Recorded and hidden (by government schemes) unemployment has risen sharply but weakness, similarly, is likely to prove temporary. The US “permanent” unemployment rate – excluding those classified as being on temporary layoff – stood at 4.5% in June, below a long-term average (since 1985) of 5.1%. The suggestion of limited damage is supported by a still relatively favourable assessment of labour market conditions in the Conference Board consumer survey – fifth chart.

The global cycle analysis conducted here is consistent with the monetary signal of strong economic prospects and rising inflation risks. Recent business surveys confirm that the stockbuilding (inventory) and business investment cycles bottomed during H1, while an upswing in the longer-term housing cycle is regaining momentum in response to record low mortgage rates. Overlaying these activity cycles is the “long wave” price / inflation cycle, which averages 54 years and suggests a secular rise in inflation to a peak in the late 2020s.
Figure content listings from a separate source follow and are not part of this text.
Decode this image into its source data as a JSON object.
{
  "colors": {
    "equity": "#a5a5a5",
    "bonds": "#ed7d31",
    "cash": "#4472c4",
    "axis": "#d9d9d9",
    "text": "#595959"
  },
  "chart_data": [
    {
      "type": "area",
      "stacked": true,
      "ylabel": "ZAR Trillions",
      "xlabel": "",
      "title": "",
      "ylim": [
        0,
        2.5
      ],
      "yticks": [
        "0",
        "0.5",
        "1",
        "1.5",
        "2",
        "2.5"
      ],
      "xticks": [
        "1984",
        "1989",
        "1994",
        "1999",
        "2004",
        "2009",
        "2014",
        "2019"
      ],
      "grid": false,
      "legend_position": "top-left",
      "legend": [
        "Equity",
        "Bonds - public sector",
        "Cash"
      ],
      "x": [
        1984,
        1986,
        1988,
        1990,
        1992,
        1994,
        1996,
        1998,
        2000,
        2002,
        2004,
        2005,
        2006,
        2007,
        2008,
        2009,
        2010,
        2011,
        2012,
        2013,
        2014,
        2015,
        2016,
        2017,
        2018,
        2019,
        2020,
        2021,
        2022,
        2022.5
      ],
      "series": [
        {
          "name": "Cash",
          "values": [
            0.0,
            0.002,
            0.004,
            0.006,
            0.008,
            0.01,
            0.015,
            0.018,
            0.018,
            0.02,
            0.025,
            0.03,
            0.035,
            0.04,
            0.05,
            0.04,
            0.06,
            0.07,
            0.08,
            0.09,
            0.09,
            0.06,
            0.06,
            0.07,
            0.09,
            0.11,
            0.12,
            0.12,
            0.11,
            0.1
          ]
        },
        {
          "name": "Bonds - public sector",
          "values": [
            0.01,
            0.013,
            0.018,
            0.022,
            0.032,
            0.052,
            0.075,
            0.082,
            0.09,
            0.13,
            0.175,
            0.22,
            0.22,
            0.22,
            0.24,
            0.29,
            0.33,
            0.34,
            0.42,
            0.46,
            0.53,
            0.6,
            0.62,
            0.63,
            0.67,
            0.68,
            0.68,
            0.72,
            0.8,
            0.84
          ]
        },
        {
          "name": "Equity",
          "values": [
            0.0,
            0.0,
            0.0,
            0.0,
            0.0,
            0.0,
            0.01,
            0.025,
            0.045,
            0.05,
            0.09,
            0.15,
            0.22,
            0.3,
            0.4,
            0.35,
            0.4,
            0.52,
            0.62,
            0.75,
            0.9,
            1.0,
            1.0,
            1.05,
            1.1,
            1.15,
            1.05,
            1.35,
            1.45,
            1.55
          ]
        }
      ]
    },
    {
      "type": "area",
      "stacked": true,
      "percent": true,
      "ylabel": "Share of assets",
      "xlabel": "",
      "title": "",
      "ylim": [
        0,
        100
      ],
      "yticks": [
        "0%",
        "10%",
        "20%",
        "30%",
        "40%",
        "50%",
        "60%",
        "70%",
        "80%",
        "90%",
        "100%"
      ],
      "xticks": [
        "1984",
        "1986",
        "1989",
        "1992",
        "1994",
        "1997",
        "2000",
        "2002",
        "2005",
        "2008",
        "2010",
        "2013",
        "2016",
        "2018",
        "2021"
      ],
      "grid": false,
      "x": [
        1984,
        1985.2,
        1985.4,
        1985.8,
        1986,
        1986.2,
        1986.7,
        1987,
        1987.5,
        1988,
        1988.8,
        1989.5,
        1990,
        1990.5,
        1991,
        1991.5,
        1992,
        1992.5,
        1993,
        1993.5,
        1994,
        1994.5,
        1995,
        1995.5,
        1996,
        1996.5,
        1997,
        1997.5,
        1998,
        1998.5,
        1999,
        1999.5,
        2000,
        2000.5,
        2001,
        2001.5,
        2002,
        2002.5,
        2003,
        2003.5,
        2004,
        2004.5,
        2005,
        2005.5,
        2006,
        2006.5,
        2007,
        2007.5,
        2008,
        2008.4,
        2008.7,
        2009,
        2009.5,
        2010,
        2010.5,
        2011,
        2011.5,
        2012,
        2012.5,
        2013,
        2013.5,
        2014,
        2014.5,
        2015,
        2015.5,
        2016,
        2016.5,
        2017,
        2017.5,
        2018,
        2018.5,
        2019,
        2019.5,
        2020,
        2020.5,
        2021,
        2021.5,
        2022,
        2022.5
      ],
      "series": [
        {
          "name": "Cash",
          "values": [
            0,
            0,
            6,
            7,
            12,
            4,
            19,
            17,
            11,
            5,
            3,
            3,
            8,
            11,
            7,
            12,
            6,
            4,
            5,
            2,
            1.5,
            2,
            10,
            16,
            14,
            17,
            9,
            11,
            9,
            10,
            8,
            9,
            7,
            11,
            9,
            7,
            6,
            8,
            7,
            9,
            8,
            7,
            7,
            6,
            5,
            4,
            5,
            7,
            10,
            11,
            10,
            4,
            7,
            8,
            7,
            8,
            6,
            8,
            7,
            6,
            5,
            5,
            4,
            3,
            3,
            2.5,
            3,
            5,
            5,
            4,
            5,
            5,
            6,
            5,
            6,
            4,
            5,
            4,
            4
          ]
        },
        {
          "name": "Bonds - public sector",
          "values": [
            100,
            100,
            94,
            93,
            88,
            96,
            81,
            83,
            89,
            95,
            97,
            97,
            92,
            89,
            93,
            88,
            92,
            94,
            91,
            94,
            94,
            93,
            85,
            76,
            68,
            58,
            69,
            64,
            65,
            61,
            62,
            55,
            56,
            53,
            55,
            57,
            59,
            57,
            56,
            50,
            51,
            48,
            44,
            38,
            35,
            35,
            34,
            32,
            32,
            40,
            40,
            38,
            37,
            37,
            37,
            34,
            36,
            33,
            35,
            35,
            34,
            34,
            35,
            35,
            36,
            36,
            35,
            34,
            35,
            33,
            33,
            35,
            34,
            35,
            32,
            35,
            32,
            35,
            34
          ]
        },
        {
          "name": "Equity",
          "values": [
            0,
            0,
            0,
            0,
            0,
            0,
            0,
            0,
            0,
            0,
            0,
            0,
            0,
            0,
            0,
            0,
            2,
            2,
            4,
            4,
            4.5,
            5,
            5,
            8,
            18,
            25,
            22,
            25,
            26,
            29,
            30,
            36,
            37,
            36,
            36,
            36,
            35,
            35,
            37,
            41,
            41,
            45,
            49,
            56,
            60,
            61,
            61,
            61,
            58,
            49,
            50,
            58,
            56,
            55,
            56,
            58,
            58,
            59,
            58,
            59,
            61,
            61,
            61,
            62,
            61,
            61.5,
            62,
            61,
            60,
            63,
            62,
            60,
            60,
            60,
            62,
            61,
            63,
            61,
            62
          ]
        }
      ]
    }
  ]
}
The monetarist view that money is in excess supply helps to explain the strength of the bounce-back in equities and other risk assets in Q2. Historically, equities have outperformed cash significantly on average when global / G7 real narrow money growth has been above industrial output growth and / or above a long-run moving average. The real money / output growth gap was already positive while real money growth crossed above its long-run average in March.

Previous commentaries discussed a switching rule that holds equities only when both conditions are satisfied, defaulting to US dollar cash otherwise. The rule allows for data reporting lags and switches are made only at month-ends, so the latest move into equities was delayed until end-April. The sixth chart compares the hypothetical historical performance of the rule with that of being permanently invested in equities.

The rule is almost guaranteed to remain in equities during Q3 but a moderation of global six-month real narrow money growth coupled with a V-shaped economic rebound could result in the real money / industrial output growth gap turning negative around end-Q3, implying a Q4 switch into cash.

Any set-back in equities, however, is unlikely to mark the start of a bear market – these usually occur during stockbuilding cycle downswings but the cycle is now scheduled to be in an upswing until late 2021, at least. As discussed in previous commentaries, cyclical equity market sectors and emerging market equities usually outperform during such upswings, a trend that could be reinforced on this occasion by simultaneous accelerations in business / housing investment and associated strength in commodity prices.